Arthur is a skinny, smooth, good-looking white twink who calls his desire “picky,” but cruel would be more appropriate. When he first hooks up with Jeremy, he almost changes his mind because Jeremy shows up with a little acne on his face and hair sticking up from the cold. Arthur’s experiences of gay life are coloured by what he looks like, but he rarely seems to be aware that different people with different bodies might have different experiences with gay life and gay sex than he does. For him, we all “get so high we forget it wears off. The clothes are tight to our skin like tattoos, but they slip off effortlessly. Our wrists have been stamped so many times, there’s a shadow on the skin.” Clearly, this “we” only includes certain kinds of gays, but Arthur has no qualms speaking as if he is speaking for the entire gay community. Like many white gay men, Arthur presumes that his singular experience of marginalization makes him an expert on the lives of everyone around him.
The narrator spends most of the time pondering why Jeremy won’t settle down with him even though they are clearly in love, but Arthur has no self-awareness of his own narcissism to make the pondering meaningful or profound in any way. He cannot see that his desire to seek poetry in other men is an incredibly selfish and narcissistic mode of attempting intimacy with other people. When he moves to New York City and comes back to visit Jeremy, he thinks, “this thing between me and Jeremy, whatever it is, has faded. We’re not in sync when we talk to each other anymore. Jason was right: I left, I advanced. […] I’ve watched too many of my muses die.” This is perhaps the only man Arthur has ever loved, and in this moment, he is nothing more to him than a failed muse. Near the end of the novel, after his abusive and mentally ill boyfriend overdoses on cocaine, Arthur wonders, “Why can’t I find a muse who doesn’t fucking destroy me?” It’s hard to resist the urge to slap him in the face and yell SNAP THE FUCK OUT OF IT.

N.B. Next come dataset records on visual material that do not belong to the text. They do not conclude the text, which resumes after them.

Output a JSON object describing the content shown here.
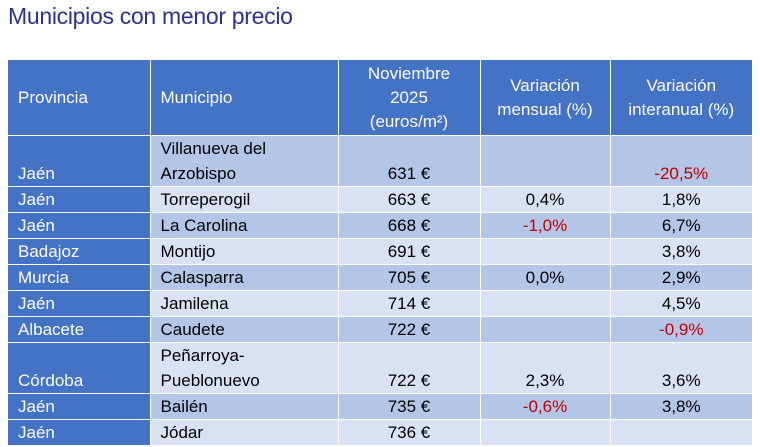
{
  "title": "Municipios con menor precio",
  "headers": {
    "provincia": "Provincia",
    "municipio": "Municipio",
    "precio_line1": "Noviembre",
    "precio_line2": "2025",
    "precio_line3": "(euros/m²)",
    "mensual_line1": "Variación",
    "mensual_line2": "mensual (%)",
    "interanual_line1": "Variación",
    "interanual_line2": "interanual (%)"
  },
  "rows": [
    {
      "provincia": "Jaén",
      "municipio_line1": "Villanueva del",
      "municipio_line2": "Arzobispo",
      "precio": "631 €",
      "mensual": "",
      "interanual": "-20,5%"
    },
    {
      "provincia": "Jaén",
      "municipio_line1": "Torreperogil",
      "municipio_line2": "",
      "precio": "663 €",
      "mensual": "0,4%",
      "interanual": "1,8%"
    },
    {
      "provincia": "Jaén",
      "municipio_line1": "La Carolina",
      "municipio_line2": "",
      "precio": "668 €",
      "mensual": "-1,0%",
      "interanual": "6,7%"
    },
    {
      "provincia": "Badajoz",
      "municipio_line1": "Montijo",
      "municipio_line2": "",
      "precio": "691 €",
      "mensual": "",
      "interanual": "3,8%"
    },
    {
      "provincia": "Murcia",
      "municipio_line1": "Calasparra",
      "municipio_line2": "",
      "precio": "705 €",
      "mensual": "0,0%",
      "interanual": "2,9%"
    },
    {
      "provincia": "Jaén",
      "municipio_line1": "Jamilena",
      "municipio_line2": "",
      "precio": "714 €",
      "mensual": "",
      "interanual": "4,5%"
    },
    {
      "provincia": "Albacete",
      "municipio_line1": "Caudete",
      "municipio_line2": "",
      "precio": "722 €",
      "mensual": "",
      "interanual": "-0,9%"
    },
    {
      "provincia": "Córdoba",
      "municipio_line1": "Peñarroya-",
      "municipio_line2": "Pueblonuevo",
      "precio": "722 €",
      "mensual": "2,3%",
      "interanual": "3,6%"
    },
    {
      "provincia": "Jaén",
      "municipio_line1": "Bailén",
      "municipio_line2": "",
      "precio": "735 €",
      "mensual": "-0,6%",
      "interanual": "3,8%"
    },
    {
      "provincia": "Jaén",
      "municipio_line1": "Jódar",
      "municipio_line2": "",
      "precio": "736 €",
      "mensual": "",
      "interanual": ""
    }
  ],
  "colors": {
    "header": "#4472c4",
    "row_dark": "#b4c6e7",
    "row_light": "#d9e1f2",
    "negative": "#c00000",
    "title": "#2e3192"
  }
}
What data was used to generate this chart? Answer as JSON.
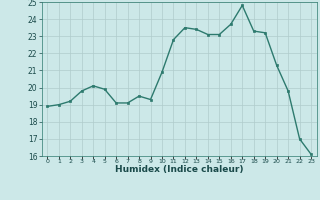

The entire novel is punctuated with lines of poetry, and most of the time, these poems feel either inconsequential or incomplete. It’s hard not to wince at lines like “I lube my stroke and all the dudes glide glad / I trick my treats and all is kink S/M / I stub my smoke and the skin sizzles sad.”
Reading this novel, one feels that whole chunks of narrative are absent or missing: we are parked inside the head of a man with an incredibly narrow and limited point of view, who does not seem to be aware that he is offering us an incredibly narrow and limited point of view. When his roommates in Montreal ask him to move out because he does not contribute to the “communal feel of the household,” one can’t help but sympathize with them.
It would be one thing to script this prevalent white gay cultural voice in order to do something with it—problematize it, mock it, parody it, historicize it, etc. Instead, all we get is the voice itself, as if it is communicating something real and authentic rather than being the fantasy that white gay male culture has immersed itself in.
There is nothing new or radical in the vision Candyass offers us, despite the narrator’s many proclamations otherwise.
Nick Comilla, Candyass. (Arsenal Pulp Press, 2016), paperback, 158pp., $15.95
Asam Ahmad is a poor, working-class writer, poet, and community organizer. His writing tackles issues of power, race, queerness, masculinity, and trauma. His writing and poetry have appeared in CounterPunch, Black Girl Dangerous, Briarpatch, Youngist, and Colorlines. His poem “Remembering How to Grieve” can be found in Killing Trayvons: An Anthology of American Violence.